Mais en allant jusqu'à créer une scission au sein du groupe parlementaire (l'éphémère "R-UMP") et surtout en obtenant, comme prix de la paix armée, la garantie de l'organisation d'une primaire, l'ancien Premier ministre ne s'est cette fois-ci pas laissé faire. Il n'a pas non plus hésité à planter la première banderille de la campagne, lançant au visage de Nicolas Sarkozy, depuis son fief de la Sarthe: "qui imagine le général de Gaulle mis en examen". Les succès d'édition de ses deux livres de campagne ("Faire" et "Vaincre le totalitarisme islamique", Albin Michel), des prestations remarquées lors des émissions et des débats télévisés, et la lente érosion du phénomène Juppé ont fait le reste.
S'il s'est plu à brocarder les médias, M. Fillon, marié à une Franco-Galloise quasi inconnue et père de cinq enfants, n'a pourtant jamais aimé la lumière.
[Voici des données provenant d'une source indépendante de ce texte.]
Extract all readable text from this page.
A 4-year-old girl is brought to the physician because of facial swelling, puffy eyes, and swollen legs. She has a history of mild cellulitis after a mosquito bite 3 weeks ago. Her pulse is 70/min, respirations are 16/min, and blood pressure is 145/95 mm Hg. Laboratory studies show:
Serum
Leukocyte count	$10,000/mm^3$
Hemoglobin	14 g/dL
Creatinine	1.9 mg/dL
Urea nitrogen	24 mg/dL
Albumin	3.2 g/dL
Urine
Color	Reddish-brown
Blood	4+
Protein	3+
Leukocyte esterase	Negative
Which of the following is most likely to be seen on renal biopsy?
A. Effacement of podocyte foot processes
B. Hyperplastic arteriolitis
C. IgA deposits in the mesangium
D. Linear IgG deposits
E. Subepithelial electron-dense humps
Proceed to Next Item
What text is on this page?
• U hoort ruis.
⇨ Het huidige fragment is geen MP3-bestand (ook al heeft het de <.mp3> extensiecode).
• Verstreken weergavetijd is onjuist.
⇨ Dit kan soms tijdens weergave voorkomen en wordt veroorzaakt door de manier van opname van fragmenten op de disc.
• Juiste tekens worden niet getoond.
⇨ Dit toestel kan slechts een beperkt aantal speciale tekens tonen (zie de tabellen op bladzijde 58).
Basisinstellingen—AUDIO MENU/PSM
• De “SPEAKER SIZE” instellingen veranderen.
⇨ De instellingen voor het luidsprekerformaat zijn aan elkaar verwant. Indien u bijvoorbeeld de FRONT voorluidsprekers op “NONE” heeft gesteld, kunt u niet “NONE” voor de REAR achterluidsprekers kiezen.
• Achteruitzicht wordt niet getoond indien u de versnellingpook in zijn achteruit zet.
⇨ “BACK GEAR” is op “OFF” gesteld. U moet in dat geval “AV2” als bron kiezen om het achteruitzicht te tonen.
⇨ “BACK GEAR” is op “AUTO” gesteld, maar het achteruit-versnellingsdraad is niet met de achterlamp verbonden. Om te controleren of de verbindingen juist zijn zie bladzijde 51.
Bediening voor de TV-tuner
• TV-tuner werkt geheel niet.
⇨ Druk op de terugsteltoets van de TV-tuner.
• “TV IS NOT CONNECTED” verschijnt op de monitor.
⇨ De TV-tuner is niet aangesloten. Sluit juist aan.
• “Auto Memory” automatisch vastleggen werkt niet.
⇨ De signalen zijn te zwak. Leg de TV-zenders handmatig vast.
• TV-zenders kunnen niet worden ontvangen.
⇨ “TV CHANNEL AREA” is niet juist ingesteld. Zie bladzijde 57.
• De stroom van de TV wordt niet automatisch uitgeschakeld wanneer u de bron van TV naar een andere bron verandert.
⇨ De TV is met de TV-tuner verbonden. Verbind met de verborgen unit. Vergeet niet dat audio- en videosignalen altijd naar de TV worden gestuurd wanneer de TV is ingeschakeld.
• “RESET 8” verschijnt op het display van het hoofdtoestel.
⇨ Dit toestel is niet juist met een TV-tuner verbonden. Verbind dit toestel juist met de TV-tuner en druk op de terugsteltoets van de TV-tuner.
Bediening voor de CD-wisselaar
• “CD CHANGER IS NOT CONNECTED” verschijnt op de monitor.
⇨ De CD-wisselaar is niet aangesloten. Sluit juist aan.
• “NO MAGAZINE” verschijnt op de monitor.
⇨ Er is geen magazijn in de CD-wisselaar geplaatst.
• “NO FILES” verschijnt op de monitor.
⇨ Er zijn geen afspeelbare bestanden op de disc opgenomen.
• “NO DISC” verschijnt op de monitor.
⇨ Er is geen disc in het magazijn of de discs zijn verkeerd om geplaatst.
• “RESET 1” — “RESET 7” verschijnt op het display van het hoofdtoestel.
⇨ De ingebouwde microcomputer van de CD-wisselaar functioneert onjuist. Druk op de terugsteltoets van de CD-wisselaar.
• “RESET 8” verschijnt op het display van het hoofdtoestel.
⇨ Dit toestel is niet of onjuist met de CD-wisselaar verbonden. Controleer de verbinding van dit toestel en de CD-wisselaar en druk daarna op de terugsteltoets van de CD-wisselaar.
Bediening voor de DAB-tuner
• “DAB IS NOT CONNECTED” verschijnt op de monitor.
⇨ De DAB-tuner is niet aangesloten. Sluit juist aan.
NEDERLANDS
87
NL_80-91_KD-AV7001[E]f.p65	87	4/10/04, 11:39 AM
Fils d'un notaire et d'une historienne, aîné de quatre garçons, François Fillon est né au Mans le 4 mars 1954. En 1976, Joël Le Theule, député-maire de Sablé-sur-Sarthe, propose au jeune diplômé de droit public d'être son assistant parlementaire. M. Le Theule devient ministre. A sa mort en 1980, M. Fillon lui succède à Sablé, puis devient en 1981 le benjamin à l'Assemblée où il sera constamment réélu avant de trouver refuge dans une circonscription parisienne en 2007.
En 1993, il accède au gouvernement en devenant ministre de l'Enseignement supérieur. Malgré son soutien à Edouard Balladur, il est de tous les gouvernements de droite de 1995 à 2005, des technologies de l'Information à l'Education nationale. Fin politique selon certains, il est opportuniste pour d'autres. Longtemps tenant du gaullisme social, il présente désormais le programme le plus libéral, voire thatchérien. Et s'amuse de ce qualificatif qu'on lui colle "comme on peignait, au Moyen-Age, des croix sur les portes des lépreux".
Lui jure n'avoir qu'une obsession, "la souveraineté nationale" et sa place sur la scène mondiale qui le pousse à hausser le ton contre les Etats-Unis et à prôner un rapprochement avec la Russie. A lui désormais d'enfiler son nouvel habit de numéro un. A ses soutiens vendredi au Palais des Congrès de Paris, il promettait que le vainqueur de la primaire atterrirait "dans six mois à l'Elysée".